Dichromacy


Dichromacy is the state of having two types of functioning color receptors, called cone cells, in the eyes. Organisms with dichromacy are called dichromats. Dichromats can match any color they see with a mixture of no more than two pure spectral lights. By comparison, trichromats require three pure spectral lights to match all colors that they can perceive, and tetrachromats require four.
Dichromacy in humans is a color vision defect in which one of the three basic color mechanisms is absent or not functioning. It is hereditary and sex-linked, predominantly affecting males. Dichromacy occurs when one of the cone pigments is missing and color is reduced to two dimensions. The term is from di meaning "two" and chroma meaning "color".

Classification

There are various kinds of color blindness:
The three determining elements of a dichromatic opponent-colour space are the missing colour, the null-luminance plane, and the null-chrominance plane. The description of the phenomena itself does not indicate the colour that is impaired to the dichromat, however, it does provide enough information to identify the fundamental colour space, the colours that are seen by the dichromat. This is based on testing both the null-chrominance plane and null-luminance plane which intersect on the missing colour. The cones excited to a corresponding colour in the colour space are visible to the dichromat and those that are not excited are the missing colours.

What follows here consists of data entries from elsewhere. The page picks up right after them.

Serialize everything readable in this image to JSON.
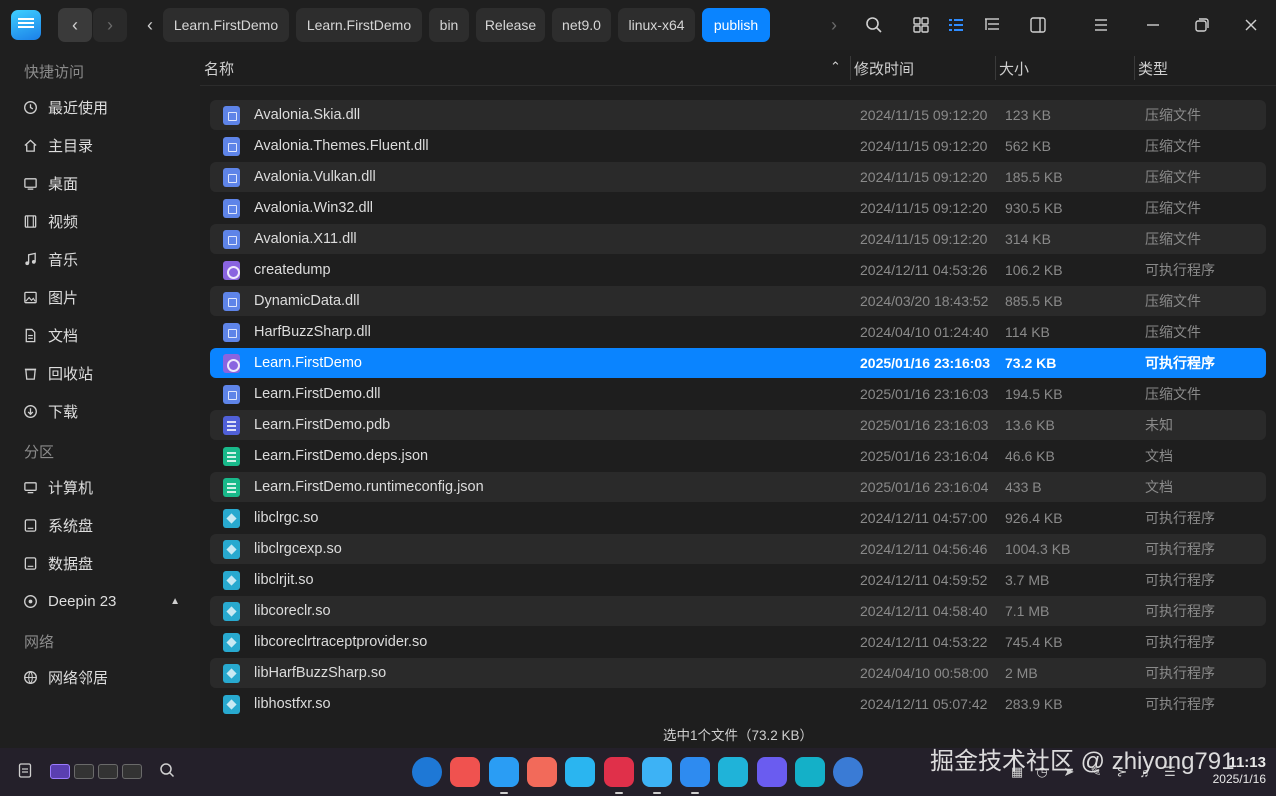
{
  "breadcrumbs": [
    "Learn.FirstDemo",
    "Learn.FirstDemo",
    "bin",
    "Release",
    "net9.0",
    "linux-x64",
    "publish"
  ],
  "toolbar": {
    "icons": [
      "search-icon",
      "icon-view-icon",
      "list-view-icon",
      "tree-view-icon",
      "detail-panel-icon",
      "menu-icon",
      "minimize-icon",
      "maximize-icon",
      "close-icon"
    ]
  },
  "sidebar": {
    "quick_access_title": "快捷访问",
    "quick_access": [
      {
        "label": "最近使用",
        "icon": "clock-icon"
      },
      {
        "label": "主目录",
        "icon": "home-icon"
      },
      {
        "label": "桌面",
        "icon": "desktop-icon"
      },
      {
        "label": "视频",
        "icon": "video-icon"
      },
      {
        "label": "音乐",
        "icon": "music-icon"
      },
      {
        "label": "图片",
        "icon": "image-icon"
      },
      {
        "label": "文档",
        "icon": "document-icon"
      },
      {
        "label": "回收站",
        "icon": "trash-icon"
      },
      {
        "label": "下载",
        "icon": "download-icon"
      }
    ],
    "partitions_title": "分区",
    "partitions": [
      {
        "label": "计算机",
        "icon": "computer-icon"
      },
      {
        "label": "系统盘",
        "icon": "disk-icon"
      },
      {
        "label": "数据盘",
        "icon": "disk-icon"
      },
      {
        "label": "Deepin 23",
        "icon": "optical-disc-icon"
      }
    ],
    "network_title": "网络",
    "network": [
      {
        "label": "网络邻居",
        "icon": "network-icon"
      }
    ]
  },
  "columns": {
    "name": "名称",
    "modified": "修改时间",
    "size": "大小",
    "type": "类型"
  },
  "files": [
    {
      "name": "Avalonia.Skia.dll",
      "time": "2024/11/15 09:12:20",
      "size": "123 KB",
      "type": "压缩文件",
      "icon": "zip"
    },
    {
      "name": "Avalonia.Themes.Fluent.dll",
      "time": "2024/11/15 09:12:20",
      "size": "562 KB",
      "type": "压缩文件",
      "icon": "zip"
    },
    {
      "name": "Avalonia.Vulkan.dll",
      "time": "2024/11/15 09:12:20",
      "size": "185.5 KB",
      "type": "压缩文件",
      "icon": "zip"
    },
    {
      "name": "Avalonia.Win32.dll",
      "time": "2024/11/15 09:12:20",
      "size": "930.5 KB",
      "type": "压缩文件",
      "icon": "zip"
    },
    {
      "name": "Avalonia.X11.dll",
      "time": "2024/11/15 09:12:20",
      "size": "314 KB",
      "type": "压缩文件",
      "icon": "zip"
    },
    {
      "name": "createdump",
      "time": "2024/12/11 04:53:26",
      "size": "106.2 KB",
      "type": "可执行程序",
      "icon": "exe"
    },
    {
      "name": "DynamicData.dll",
      "time": "2024/03/20 18:43:52",
      "size": "885.5 KB",
      "type": "压缩文件",
      "icon": "zip"
    },
    {
      "name": "HarfBuzzSharp.dll",
      "time": "2024/04/10 01:24:40",
      "size": "114 KB",
      "type": "压缩文件",
      "icon": "zip"
    },
    {
      "name": "Learn.FirstDemo",
      "time": "2025/01/16 23:16:03",
      "size": "73.2 KB",
      "type": "可执行程序",
      "icon": "exe",
      "selected": true
    },
    {
      "name": "Learn.FirstDemo.dll",
      "time": "2025/01/16 23:16:03",
      "size": "194.5 KB",
      "type": "压缩文件",
      "icon": "zip"
    },
    {
      "name": "Learn.FirstDemo.pdb",
      "time": "2025/01/16 23:16:03",
      "size": "13.6 KB",
      "type": "未知",
      "icon": "pdb"
    },
    {
      "name": "Learn.FirstDemo.deps.json",
      "time": "2025/01/16 23:16:04",
      "size": "46.6 KB",
      "type": "文档",
      "icon": "doc"
    },
    {
      "name": "Learn.FirstDemo.runtimeconfig.json",
      "time": "2025/01/16 23:16:04",
      "size": "433 B",
      "type": "文档",
      "icon": "doc"
    },
    {
      "name": "libclrgc.so",
      "time": "2024/12/11 04:57:00",
      "size": "926.4 KB",
      "type": "可执行程序",
      "icon": "so"
    },
    {
      "name": "libclrgcexp.so",
      "time": "2024/12/11 04:56:46",
      "size": "1004.3 KB",
      "type": "可执行程序",
      "icon": "so"
    },
    {
      "name": "libclrjit.so",
      "time": "2024/12/11 04:59:52",
      "size": "3.7 MB",
      "type": "可执行程序",
      "icon": "so"
    },
    {
      "name": "libcoreclr.so",
      "time": "2024/12/11 04:58:40",
      "size": "7.1 MB",
      "type": "可执行程序",
      "icon": "so"
    },
    {
      "name": "libcoreclrtraceptprovider.so",
      "time": "2024/12/11 04:53:22",
      "size": "745.4 KB",
      "type": "可执行程序",
      "icon": "so"
    },
    {
      "name": "libHarfBuzzSharp.so",
      "time": "2024/04/10 00:58:00",
      "size": "2 MB",
      "type": "可执行程序",
      "icon": "so"
    },
    {
      "name": "libhostfxr.so",
      "time": "2024/12/11 05:07:42",
      "size": "283.9 KB",
      "type": "可执行程序",
      "icon": "so"
    }
  ],
  "status": "选中1个文件（73.2 KB）",
  "taskbar": {
    "dock_colors": [
      "#1e78d6",
      "#f0524f",
      "#2a9df4",
      "#f26a5a",
      "#2ab5f0",
      "#e0304a",
      "#3db2f5",
      "#2e8bf0",
      "#1fb3d9",
      "#6a5cf0",
      "#14b0c8",
      "#3a7bd5"
    ],
    "clock_time": "11:13",
    "clock_date": "2025/1/16"
  },
  "watermark": "掘金技术社区 @ zhiyong791"
}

Color detecting abilities of dichromats

According to colour vision researchers at the Medical College of Wisconsin, each of the three standard colour-detecting cones in the retina of trichromats – blue, green and red – can pick up about 100 different gradations of colour. If each detector is independent of the others, simple exponentiation gives a total number of colours discernible by an average human as their product, or about 1 million; nevertheless, other researchers have put the number at upwards of 2.3 million. Exponentiation suggests that a dichromat would be able to distinguish about 10,000 different colours, but no such calculation has been verified by psychophysical testing.
Furthermore, dichromats have a significantly higher threshold than trichromats for coloured stimuli flickering at low frequencies. At higher frequencies, dichromats perform as well as or better than trichromats. This means such animals would still observe the flicker instead of a temporally fused visual percept as is the case in human movie watching at a high enough frame rate.

Other animals

It is more informative to use situations where less than the total visual system is operating when studying about vision. For example, a system by which cones are the sole visual receptors could be used. This is rare in humans but certain animals possess this trait and this proves useful in understanding the concept of dichromacy.
While their Triassic ancestors were trichromatic, placental mammals are as a rule dichromatic; the ability to see long wavelengths was lost in the ancestor of placental mammals, though it is believed to have been retained in marsupials, where trichromatic vision is widespread. Recent genetic and behavioral evidence suggests the South American marsupial Didelphis albiventris is dichromatic, with only two classes of cone opsins having been found within the genus Didelphis. Dichromatic vision may improve an animal's ability to distinguish colours in dim light; the typically nocturnal nature of mammals, therefore, may have led to the evolution of dichromacy as the basal mode of vision in placental animals.
The exceptions to dichromatic vision in placental mammals are primates closely related to humans, which are usually trichromats, and sea mammals which are cone monochromats. New World Monkeys are a partial exception: in most species, males are dichromats, and about 60% of females are trichromats, but the owl monkeys are cone monochromats, and both sexes of howler monkeys are trichromats.